Step 5: Run an Analysis
With the project created and your alignment file available, simply ask Claude to run an analysis. For example:
I would like to run RELAX on the CD2 dataset that is already provided in this project.
Claude will:
- Read the alignment and identify the species present (e.g., Human, Chimp, Baboon, RhMonkey, Cow, Pig, Horse, Cat, Mouse, Rat)
- Determine branch labeling — RELAX requires designating test and reference branches on the phylogeny. Claude will ask which branches should be labeled as the test group.
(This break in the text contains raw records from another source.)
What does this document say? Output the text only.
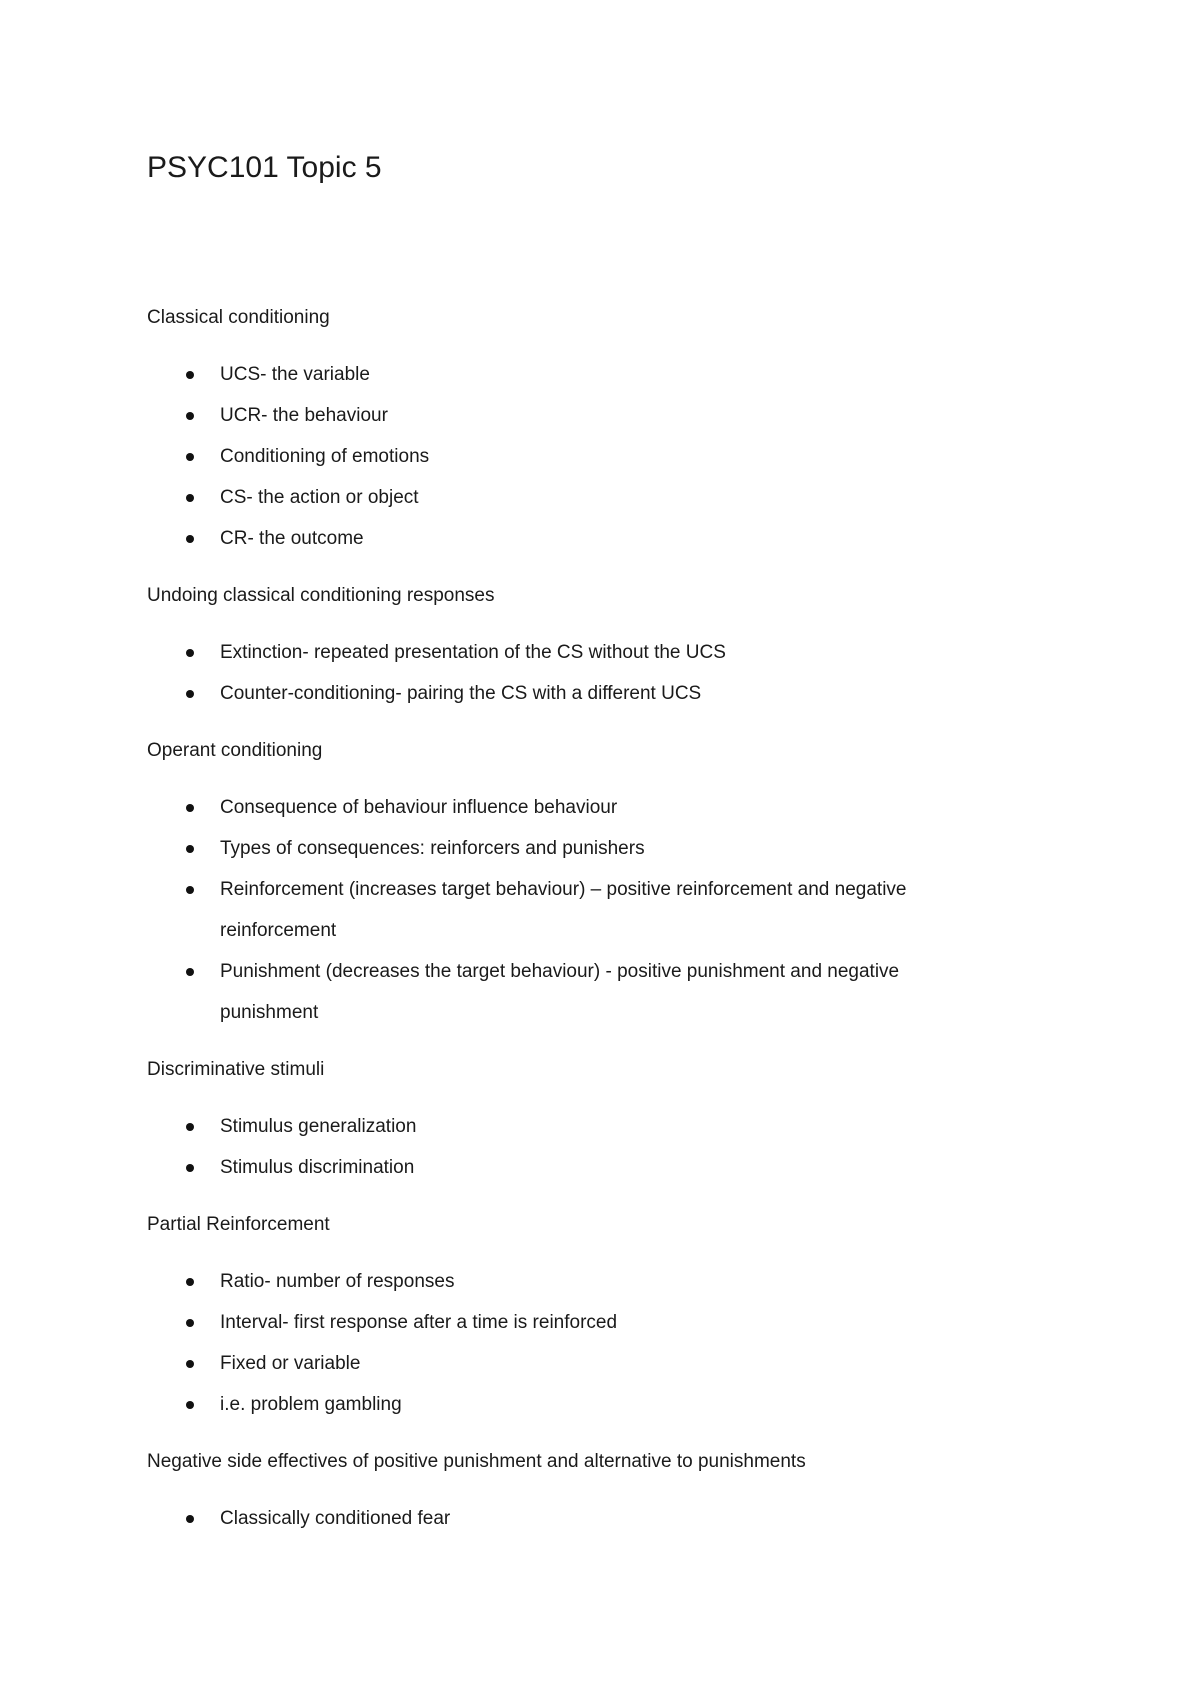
PSYC101 Topic 5

Classical conditioning

UCS- the variable
UCR- the behaviour
Conditioning of emotions
CS- the action or object
CR- the outcome

Undoing classical conditioning responses

Extinction- repeated presentation of the CS without the UCS
Counter-conditioning- pairing the CS with a different UCS

Operant conditioning

Consequence of behaviour influence behaviour
Types of consequences: reinforcers and punishers
Reinforcement (increases target behaviour) – positive reinforcement and negative reinforcement
Punishment (decreases the target behaviour) - positive punishment and negative punishment

Discriminative stimuli

Stimulus generalization
Stimulus discrimination

Partial Reinforcement

Ratio- number of responses
Interval- first response after a time is reinforced
Fixed or variable
i.e. problem gambling

Negative side effectives of positive punishment and alternative to punishments

Classically conditioned fear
- Validate the alignment using the
validate_alignmenttool to check for format issues, stop codons, and codon frame correctness.
In this example, we designate rodents (Mouse, Rat) as the test group and primates (Human, Chimp, Baboon, RhMonkey) as the reference group.

Step 6: Monitor Progress
After you confirm the branch assignments, Claude will:
- Prepare the labeled Newick tree following HyPhy’s convention —
{Test}for rodent branches and{Reference}for primate branches - Validate the alignment against the analysis parameters
- Submit the RELAX job via
spawn_analysis - Poll the job status with
get_job_statusuntil the run completes
You can watch all of this happening in real time in the Cowork conversation. The progress panel on the right side of the screen also tracks each step.

Step 7: Interpret Results
Once the analysis completes, Claude fetches the full results using get_job_results and provides a plain-language summary. For the CD2 dataset, the RELAX analysis found:
- Significant evidence of relaxed selection on rodent (Test) branches relative to primate (Reference) branches (p = 0.018, LRT = 5.59)
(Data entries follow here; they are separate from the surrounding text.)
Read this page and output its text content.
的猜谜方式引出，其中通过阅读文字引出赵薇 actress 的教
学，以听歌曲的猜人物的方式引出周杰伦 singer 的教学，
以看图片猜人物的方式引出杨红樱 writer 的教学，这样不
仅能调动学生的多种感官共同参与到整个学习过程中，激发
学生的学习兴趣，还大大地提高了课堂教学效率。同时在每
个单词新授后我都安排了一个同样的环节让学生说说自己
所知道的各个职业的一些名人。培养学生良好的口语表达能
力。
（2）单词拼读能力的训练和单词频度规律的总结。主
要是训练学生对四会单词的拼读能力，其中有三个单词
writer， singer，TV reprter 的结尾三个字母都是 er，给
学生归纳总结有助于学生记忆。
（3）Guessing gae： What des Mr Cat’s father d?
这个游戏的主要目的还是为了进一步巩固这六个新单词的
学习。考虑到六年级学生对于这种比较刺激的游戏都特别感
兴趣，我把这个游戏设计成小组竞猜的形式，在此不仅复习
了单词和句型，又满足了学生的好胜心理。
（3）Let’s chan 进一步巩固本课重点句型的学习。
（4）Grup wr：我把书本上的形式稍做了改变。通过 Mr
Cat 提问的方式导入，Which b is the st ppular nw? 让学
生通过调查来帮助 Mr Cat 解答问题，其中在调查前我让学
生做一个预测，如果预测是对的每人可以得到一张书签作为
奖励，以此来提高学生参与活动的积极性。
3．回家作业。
- The relaxation parameter K = 0.009, well below 1, indicating that selection pressures on rodent branches are substantially relaxed compared to primates
- Under the alternative model, reference (primate) branches showed strong contrast between purifying selection (ω = 0.017–0.019, ~96% of sites) and a small class under very strong diversifying selection (ω = 3.10–13.95)
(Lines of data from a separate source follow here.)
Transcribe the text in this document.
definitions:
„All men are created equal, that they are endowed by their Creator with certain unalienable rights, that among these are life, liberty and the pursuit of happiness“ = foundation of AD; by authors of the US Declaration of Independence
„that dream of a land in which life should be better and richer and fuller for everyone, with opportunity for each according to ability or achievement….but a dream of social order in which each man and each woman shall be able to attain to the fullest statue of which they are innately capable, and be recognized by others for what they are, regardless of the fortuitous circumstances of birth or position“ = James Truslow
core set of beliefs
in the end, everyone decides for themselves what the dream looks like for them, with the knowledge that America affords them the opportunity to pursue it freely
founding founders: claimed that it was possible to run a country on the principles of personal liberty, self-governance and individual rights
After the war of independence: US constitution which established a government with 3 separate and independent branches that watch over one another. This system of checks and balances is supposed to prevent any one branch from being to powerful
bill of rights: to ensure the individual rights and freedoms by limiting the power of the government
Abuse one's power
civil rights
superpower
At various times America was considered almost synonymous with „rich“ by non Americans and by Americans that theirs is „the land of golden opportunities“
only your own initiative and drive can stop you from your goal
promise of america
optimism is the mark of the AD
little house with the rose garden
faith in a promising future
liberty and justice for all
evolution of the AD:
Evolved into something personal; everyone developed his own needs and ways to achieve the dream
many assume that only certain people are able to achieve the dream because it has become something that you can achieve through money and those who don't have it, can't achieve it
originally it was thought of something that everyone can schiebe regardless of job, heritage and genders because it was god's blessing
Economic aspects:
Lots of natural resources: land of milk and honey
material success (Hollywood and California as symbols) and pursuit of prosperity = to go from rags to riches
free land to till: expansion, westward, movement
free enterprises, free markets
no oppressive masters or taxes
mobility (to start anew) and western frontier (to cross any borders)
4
- Test (rodent) branches had more moderate values (ω = 0.73 for the purifying class, ω = 1.34 for the diversifying class), consistent with relaxation pulling everything toward neutrality
- The analysis flagged 2 duplicate sequences (Human/Chimp and Baboon/RhMonkey), which is expected given the slim 17-codon dataset

Available Analyses
The Datamonkey MCP server supports a wide range of HyPhy methods beyond RELAX, including:
| Method | Description |
|---|---|
| aBSREL | Adaptive branch-site random effects likelihood — tests for episodic diversifying selection on individual branches |
| BUSTED | Branch-site unrestricted statistical test for episodic diversification — tests whether a gene has experienced positive selection |
| FEL | Fixed effects likelihood — tests for selection at individual sites |
| MEME | Mixed effects model of evolution — detects episodic positive selection at sites |
| SLAC | Single-likelihood ancestor counting — a fast, conservative site-level selection test |
| FUBAR | Fast unconstrained Bayesian approximation — Bayesian site-level selection analysis |
| GARD | Genetic algorithm for recombination detection — screens alignments for recombination breakpoints |
| CFEL | Contrast-FEL — tests for differences in selective pressures between groups of branches at individual sites |
| BGM | Bayesian graphical model — identifies coevolving sites |
| FADE | FUBAR approach to directional evolution — detects directional selection at sites along specified branches |
| PRIME | Property informed models of evolution — identifies selection at sites driven by changes in amino acid properties |
You can ask Claude to list all available analyses and their parameters at any time by saying something like “What analyses can I run with Datamonkey?”
Tips
- Natural language is sufficient. You don’t need to know HyPhy command-line syntax. Just describe what you want to test and Claude will handle parameter selection and job configuration.
- Attach multiple files. You can add several alignments to a project and run different analyses across them in the same conversation.
- Ask follow-up questions. After receiving results, ask Claude to explain specific values, compare across analyses, or suggest next steps.
- Iterative workflows. You can chain analyses together — for example, run GARD first to check for recombination, then run site-level methods on the resulting partitions.